Using clothes to keep warm
There are millions of tiny tubes just under your skin. They carry blood. The blood itself carries heat that has been made in different parts of the body. Normally, some blood runs through the tubes. Heat escapes from the blood into the skin by conduction. It then escapes from the skin into the air by conduction and radiation. This escape of heat from the body makes your skin feel warm.
When you feel cold, your skin does its best to help. It closes down the tiny tubes so that the blood cannot flow through them. The blood normally gives some colour to your skin but when it is kept away from it your skin becomes paler. By closing down the blood supply to the skin, the body saves heat to keep warm.
Under the skin is a layer of fat. This is a heat insulator. Heat from tubes of blood deeper in your flesh cannot pass through the fat so the fat also helps to keep you warm. As the body goes through procedures to save heat, your skin tries one last way to help. It raises the hairs on its surface to trap air and make a layer of insulation. As we only have a thin covering of hair compared to other animals, this attempt does not work. It means that now we have to help our body save heat.

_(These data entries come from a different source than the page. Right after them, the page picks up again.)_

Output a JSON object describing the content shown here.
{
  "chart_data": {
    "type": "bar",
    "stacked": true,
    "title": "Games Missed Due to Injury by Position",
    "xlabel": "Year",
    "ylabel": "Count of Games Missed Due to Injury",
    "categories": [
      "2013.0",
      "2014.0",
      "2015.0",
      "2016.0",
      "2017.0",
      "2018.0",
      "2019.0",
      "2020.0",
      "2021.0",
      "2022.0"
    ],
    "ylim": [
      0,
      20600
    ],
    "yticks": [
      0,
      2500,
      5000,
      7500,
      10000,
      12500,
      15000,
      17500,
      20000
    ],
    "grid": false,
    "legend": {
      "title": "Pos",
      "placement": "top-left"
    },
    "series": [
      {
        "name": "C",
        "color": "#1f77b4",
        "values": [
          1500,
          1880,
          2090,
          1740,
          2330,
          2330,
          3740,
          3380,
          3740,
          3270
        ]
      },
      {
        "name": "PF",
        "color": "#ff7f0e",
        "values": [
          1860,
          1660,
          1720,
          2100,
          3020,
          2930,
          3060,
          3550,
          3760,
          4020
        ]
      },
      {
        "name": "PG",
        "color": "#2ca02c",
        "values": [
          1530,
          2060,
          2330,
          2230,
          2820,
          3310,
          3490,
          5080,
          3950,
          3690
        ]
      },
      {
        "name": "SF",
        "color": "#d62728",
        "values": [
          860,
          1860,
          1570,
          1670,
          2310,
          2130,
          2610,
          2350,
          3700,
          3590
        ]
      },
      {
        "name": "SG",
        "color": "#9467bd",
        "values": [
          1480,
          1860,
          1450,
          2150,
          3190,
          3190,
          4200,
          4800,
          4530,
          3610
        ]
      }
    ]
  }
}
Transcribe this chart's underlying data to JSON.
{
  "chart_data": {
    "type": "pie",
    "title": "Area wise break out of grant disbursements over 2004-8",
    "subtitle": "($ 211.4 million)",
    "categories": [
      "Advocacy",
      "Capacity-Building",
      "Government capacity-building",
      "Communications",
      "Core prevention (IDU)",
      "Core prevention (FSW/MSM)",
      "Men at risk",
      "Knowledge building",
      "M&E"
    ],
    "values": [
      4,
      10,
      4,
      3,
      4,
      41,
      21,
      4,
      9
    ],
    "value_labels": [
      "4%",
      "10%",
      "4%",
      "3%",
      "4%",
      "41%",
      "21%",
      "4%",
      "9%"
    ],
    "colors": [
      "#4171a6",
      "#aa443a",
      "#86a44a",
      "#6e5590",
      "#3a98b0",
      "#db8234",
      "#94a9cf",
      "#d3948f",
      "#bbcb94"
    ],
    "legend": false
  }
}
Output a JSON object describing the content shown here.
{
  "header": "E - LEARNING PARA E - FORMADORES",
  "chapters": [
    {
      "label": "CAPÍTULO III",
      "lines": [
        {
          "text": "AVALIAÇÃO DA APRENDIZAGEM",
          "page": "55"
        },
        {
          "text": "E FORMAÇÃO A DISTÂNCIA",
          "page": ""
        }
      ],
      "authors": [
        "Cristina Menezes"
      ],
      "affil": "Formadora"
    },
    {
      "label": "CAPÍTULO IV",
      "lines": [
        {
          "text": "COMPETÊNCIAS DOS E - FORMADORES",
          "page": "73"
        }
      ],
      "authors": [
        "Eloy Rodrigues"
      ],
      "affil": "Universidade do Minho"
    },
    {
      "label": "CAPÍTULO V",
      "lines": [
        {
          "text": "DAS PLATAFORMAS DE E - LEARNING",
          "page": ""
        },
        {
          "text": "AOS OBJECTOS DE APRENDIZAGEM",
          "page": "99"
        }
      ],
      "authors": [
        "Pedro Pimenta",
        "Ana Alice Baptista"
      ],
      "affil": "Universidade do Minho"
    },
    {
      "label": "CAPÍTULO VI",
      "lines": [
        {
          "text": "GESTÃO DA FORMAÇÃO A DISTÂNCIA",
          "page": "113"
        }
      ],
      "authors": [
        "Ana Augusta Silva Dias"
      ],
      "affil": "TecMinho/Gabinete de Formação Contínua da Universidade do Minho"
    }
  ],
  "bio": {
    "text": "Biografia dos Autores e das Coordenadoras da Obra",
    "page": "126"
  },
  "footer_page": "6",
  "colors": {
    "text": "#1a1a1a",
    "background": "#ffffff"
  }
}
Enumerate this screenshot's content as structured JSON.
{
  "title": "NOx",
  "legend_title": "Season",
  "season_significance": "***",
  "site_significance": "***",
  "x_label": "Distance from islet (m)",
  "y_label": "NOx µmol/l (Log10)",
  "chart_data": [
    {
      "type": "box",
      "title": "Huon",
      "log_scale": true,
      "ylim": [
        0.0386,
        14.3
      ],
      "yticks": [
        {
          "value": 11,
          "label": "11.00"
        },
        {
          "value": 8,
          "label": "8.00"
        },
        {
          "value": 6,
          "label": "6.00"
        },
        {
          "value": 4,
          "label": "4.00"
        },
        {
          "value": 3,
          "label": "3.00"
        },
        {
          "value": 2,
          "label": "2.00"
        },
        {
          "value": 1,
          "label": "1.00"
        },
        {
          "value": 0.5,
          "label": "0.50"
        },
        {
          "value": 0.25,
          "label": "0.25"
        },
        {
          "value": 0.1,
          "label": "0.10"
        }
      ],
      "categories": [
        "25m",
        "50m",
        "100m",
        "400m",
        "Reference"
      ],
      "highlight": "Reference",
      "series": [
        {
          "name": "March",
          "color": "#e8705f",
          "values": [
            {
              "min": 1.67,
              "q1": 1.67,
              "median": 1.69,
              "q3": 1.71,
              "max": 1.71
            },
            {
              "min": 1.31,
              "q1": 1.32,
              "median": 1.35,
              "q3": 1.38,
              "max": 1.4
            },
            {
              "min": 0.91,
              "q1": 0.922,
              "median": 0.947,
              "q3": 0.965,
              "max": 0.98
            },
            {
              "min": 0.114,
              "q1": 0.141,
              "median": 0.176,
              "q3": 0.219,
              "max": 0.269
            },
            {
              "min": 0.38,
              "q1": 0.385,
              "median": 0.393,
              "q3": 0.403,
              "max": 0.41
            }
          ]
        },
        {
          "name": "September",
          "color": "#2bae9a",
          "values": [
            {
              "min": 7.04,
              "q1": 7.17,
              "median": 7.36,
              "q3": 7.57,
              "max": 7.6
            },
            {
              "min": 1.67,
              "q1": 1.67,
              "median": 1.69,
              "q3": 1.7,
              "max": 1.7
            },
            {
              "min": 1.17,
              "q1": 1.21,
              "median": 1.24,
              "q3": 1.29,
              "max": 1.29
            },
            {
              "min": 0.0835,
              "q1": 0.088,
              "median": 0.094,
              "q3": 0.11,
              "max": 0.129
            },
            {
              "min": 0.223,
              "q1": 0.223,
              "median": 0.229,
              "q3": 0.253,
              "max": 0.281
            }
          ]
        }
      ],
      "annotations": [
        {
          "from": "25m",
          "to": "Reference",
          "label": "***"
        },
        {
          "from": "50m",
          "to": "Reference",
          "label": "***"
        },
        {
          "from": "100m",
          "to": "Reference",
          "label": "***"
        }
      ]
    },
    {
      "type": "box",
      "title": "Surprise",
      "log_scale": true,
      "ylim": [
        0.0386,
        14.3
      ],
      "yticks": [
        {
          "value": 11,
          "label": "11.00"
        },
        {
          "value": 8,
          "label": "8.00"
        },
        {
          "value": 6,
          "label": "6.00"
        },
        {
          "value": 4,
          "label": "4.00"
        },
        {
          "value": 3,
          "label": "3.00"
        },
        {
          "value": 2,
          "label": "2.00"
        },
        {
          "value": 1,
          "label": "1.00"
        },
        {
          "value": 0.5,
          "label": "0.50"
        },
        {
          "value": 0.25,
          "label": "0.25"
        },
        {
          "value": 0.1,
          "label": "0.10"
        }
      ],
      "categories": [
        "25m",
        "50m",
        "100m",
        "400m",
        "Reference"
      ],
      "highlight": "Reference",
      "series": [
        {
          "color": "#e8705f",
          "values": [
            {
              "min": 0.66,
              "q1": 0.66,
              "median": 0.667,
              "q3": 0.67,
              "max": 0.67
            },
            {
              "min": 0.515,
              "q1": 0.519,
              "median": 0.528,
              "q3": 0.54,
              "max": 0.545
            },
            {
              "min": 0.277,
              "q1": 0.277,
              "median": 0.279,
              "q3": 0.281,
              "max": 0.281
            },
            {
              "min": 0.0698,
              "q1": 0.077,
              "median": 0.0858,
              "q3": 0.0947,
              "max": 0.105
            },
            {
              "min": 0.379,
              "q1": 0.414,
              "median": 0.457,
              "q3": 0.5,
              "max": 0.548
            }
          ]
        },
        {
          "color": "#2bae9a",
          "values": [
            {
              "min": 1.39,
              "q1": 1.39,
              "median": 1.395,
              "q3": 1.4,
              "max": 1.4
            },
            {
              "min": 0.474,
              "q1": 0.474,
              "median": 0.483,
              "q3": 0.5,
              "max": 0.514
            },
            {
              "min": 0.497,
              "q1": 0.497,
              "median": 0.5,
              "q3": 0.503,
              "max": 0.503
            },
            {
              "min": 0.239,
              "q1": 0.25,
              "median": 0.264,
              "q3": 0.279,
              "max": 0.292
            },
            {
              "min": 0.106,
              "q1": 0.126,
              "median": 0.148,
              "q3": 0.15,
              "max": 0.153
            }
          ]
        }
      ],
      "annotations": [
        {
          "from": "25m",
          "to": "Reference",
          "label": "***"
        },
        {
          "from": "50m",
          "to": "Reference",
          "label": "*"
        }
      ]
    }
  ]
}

We do this by putting on clothes. You may think that any kind of material would do to make clothes but you would be wrong. The skin has a heat-releasing process, which must be considered. When the body is too hot, the skin releases sweat. Even when the body is warm a small amount of sweat is released. The clothes have to be able to deal with the sweat because the sweat changes into a vapour in the air. If this sweaty vapour is trapped in the clothes it makes them damp and uncomfortable. This means that clothes must keep us warm but also let sweaty vapour escape from around the skin. They must do two things to make us comfortable - they must keep us warm in cool conditions and, having made us warm, they must let us remain comfortable by letting sweat leave our skins.
What makes clothes warm you up?
Clothes make a layer of insulation over the skin. This prevents heat from the skin passing into the cold air around the body. It is important to remember that heat passes from a warm place, such as your body, to a cold place, such as the air on a winter's morning. Coldness does not pass from the air to the body.
Can any kind of insulation material be used to make clothes?
No. The material must be light in weight. If it was heavy, it would be very tiring to wear. The clothing materials must also be flexible so they can change shape easily as the body moves. Wood is a lightweight insulating material but is not flexible so you would not make pullovers or trousers from it. However, hats, shoes and leggings have been made from bark in the past.
How do warm clothes stop heat moving through them?
They are made from a material which can hold a layer of air. The material is made of fibres and the air is held between them. The layer of air prevents heat moving by conduction through the material.
How does sweat pass through clothes?
There are tiny gaps between the fibres which are too small for large amounts of air to pass through. When there is a large amount of vapour or gas in one place and a small amount in another place the vapour or gas moves slowly to the place where there is a small amount. This way of moving is called diffusion. There is a large amount of sweat vapour in the air next to the skin and hardly any on the outside of the clothing. This difference in the amount of vapour lets the sweat move slowly through the gaps between the fibres to the outside of the clothes.
If sweat can move out of clothes can rain pass in just as easily?
No. The vapour can pass through the tiny gaps but the gaps are too small to let drops of rainwater pass through. The raindrops have to stay on the surface. Clothes, which have gaps large enough to let in rainwater, will eventually get soaked. Some clothing has a layer of insulating fibres with wide gaps covered by a layer of cloth with very small gaps. The layer of fibres with wide gaps provides the insulation and the layer of cloth with tiny gaps keeps out the rain. Clothes like these keep you warm and dry.
What were the first clothes worn by people?
The first clothes were probably capes made of leaves and plant stems. They were used to keep people dry rather than warm. As people moved into places with cooler weather, they made capes out of animals' skins to keep warm. These capes served both as clothes and bedcovers. In countries with cool weather, such as Denmark, people in the Bronze Age made felt and used it for clothing. Felt is made by pressing hot, wet, animal hair together. The Egyptians lived in a warmer country and made clothes from long fibres in the stems of flax plants. They wove these fibres together to make a cloth called linen. They used it to make their clothes. Linen was the first woven material which was used to make clothes.